摘要

In 2003 the German health financing system for inpatients was converted from a time-related system to a system of diagnosis-related groups. This constituted a fundamental change in hospital finance management. Since 2004, the catalogue of diagnosis-related groups has been revised on an annual basis. The underlying calculations are based on data sets from all participating hospitals. However, these calculations do not directly base on evidence-based medical data. The current financial situation for hospitals in Germany is greatly influenced by external factors such as rises in value-added tax, wage agreements, and increased energy costs.

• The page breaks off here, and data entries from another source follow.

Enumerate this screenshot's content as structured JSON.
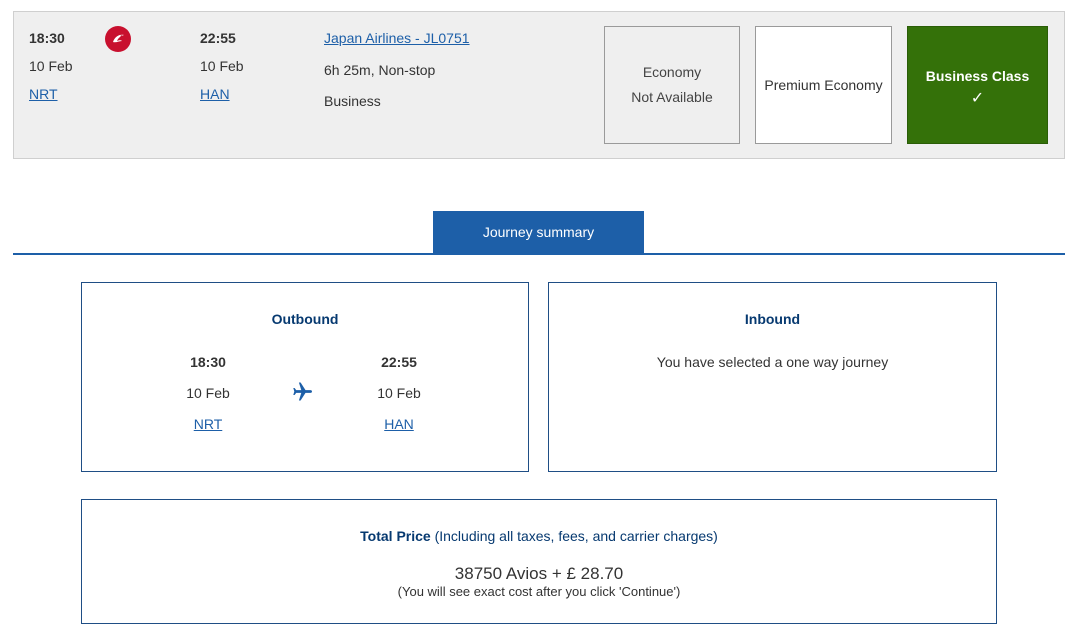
{
  "flight": {
    "departure": {
      "time": "18:30",
      "date": "10 Feb",
      "airport": "NRT"
    },
    "arrival": {
      "time": "22:55",
      "date": "10 Feb",
      "airport": "HAN"
    },
    "airline_link": "Japan Airlines - JL0751",
    "duration": "6h 25m, Non-stop",
    "cabin": "Business",
    "logo_icon": "jal-crane-logo",
    "cabins": {
      "economy_line1": "Economy",
      "economy_line2": "Not Available",
      "premium": "Premium Economy",
      "business": "Business Class",
      "business_check": "✓"
    }
  },
  "summary": {
    "tab_label": "Journey summary",
    "outbound": {
      "title": "Outbound",
      "departure": {
        "time": "18:30",
        "date": "10 Feb",
        "airport": "NRT"
      },
      "arrival": {
        "time": "22:55",
        "date": "10 Feb",
        "airport": "HAN"
      },
      "icon": "plane-icon"
    },
    "inbound": {
      "title": "Inbound",
      "message": "You have selected a one way journey"
    },
    "price": {
      "label_bold": "Total Price",
      "label_rest": " (Including all taxes, fees, and carrier charges)",
      "amount": "38750 Avios + £ 28.70",
      "note": "(You will see exact cost after you click 'Continue')"
    }
  },
  "colors": {
    "link": "#1d5fa8",
    "tab": "#1d5fa8",
    "business_selected": "#347109",
    "heading": "#063970",
    "logo_red": "#c8102e"
  }
}
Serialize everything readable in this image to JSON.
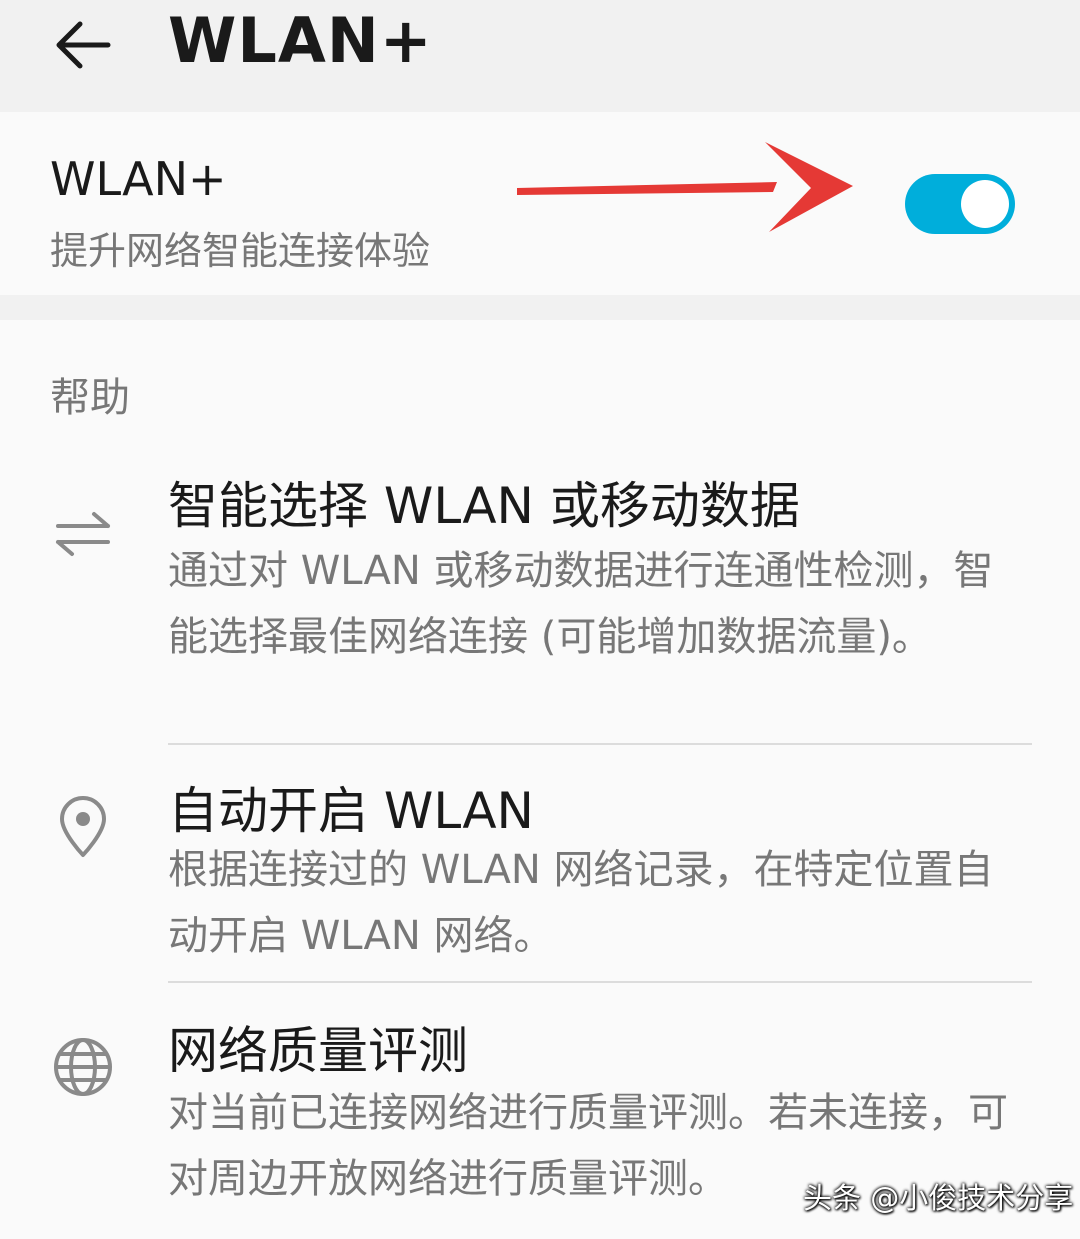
{
  "header": {
    "title": "WLAN+",
    "back_icon": "back-arrow-icon"
  },
  "wlan_plus": {
    "title": "WLAN+",
    "subtitle": "提升网络智能连接体验",
    "toggle_on": true,
    "accent": "#00aedb",
    "annotation_color": "#e53935"
  },
  "help": {
    "heading": "帮助",
    "items": [
      {
        "icon": "swap-arrows-icon",
        "title": "智能选择 WLAN 或移动数据",
        "desc": "通过对 WLAN 或移动数据进行连通性检测，智能选择最佳网络连接 (可能增加数据流量)。"
      },
      {
        "icon": "location-pin-icon",
        "title": "自动开启 WLAN",
        "desc": "根据连接过的 WLAN 网络记录，在特定位置自动开启 WLAN 网络。"
      },
      {
        "icon": "globe-icon",
        "title": "网络质量评测",
        "desc": "对当前已连接网络进行质量评测。若未连接，可对周边开放网络进行质量评测。"
      }
    ]
  },
  "watermark": "头条 @小俊技术分享"
}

Cost unit calculations are rarely compiled in German clinics, and most benchmark analyses are based on estimated cost data. As an illuminating example for allergology-related afflictions we present the cost analysis for immunotherapy using hymenoptera, venom, drug provocation tests and chronic urticaria. This is compared to dermatological cases such as atopic eczema and erysipela. The daily cost of coverage was calculated. For the cases presented, a comparison of these costs over recent years shows a substantial decline. This development is not only a phenomenon in clinical treatment of allergological diseases but is also seen in dermatological inpatient treatment. Thus, a course for consequent optimization and rationalization is required. Therefore, a critical appraisal of economic factors, together with medical expertise in daily clinical routine, has to be considered. Furthermore, the health financing system must be consistently oriented around evidence-based medical criteria. These are conditions that must be met in order for funding and costs of good clinical practice to break even.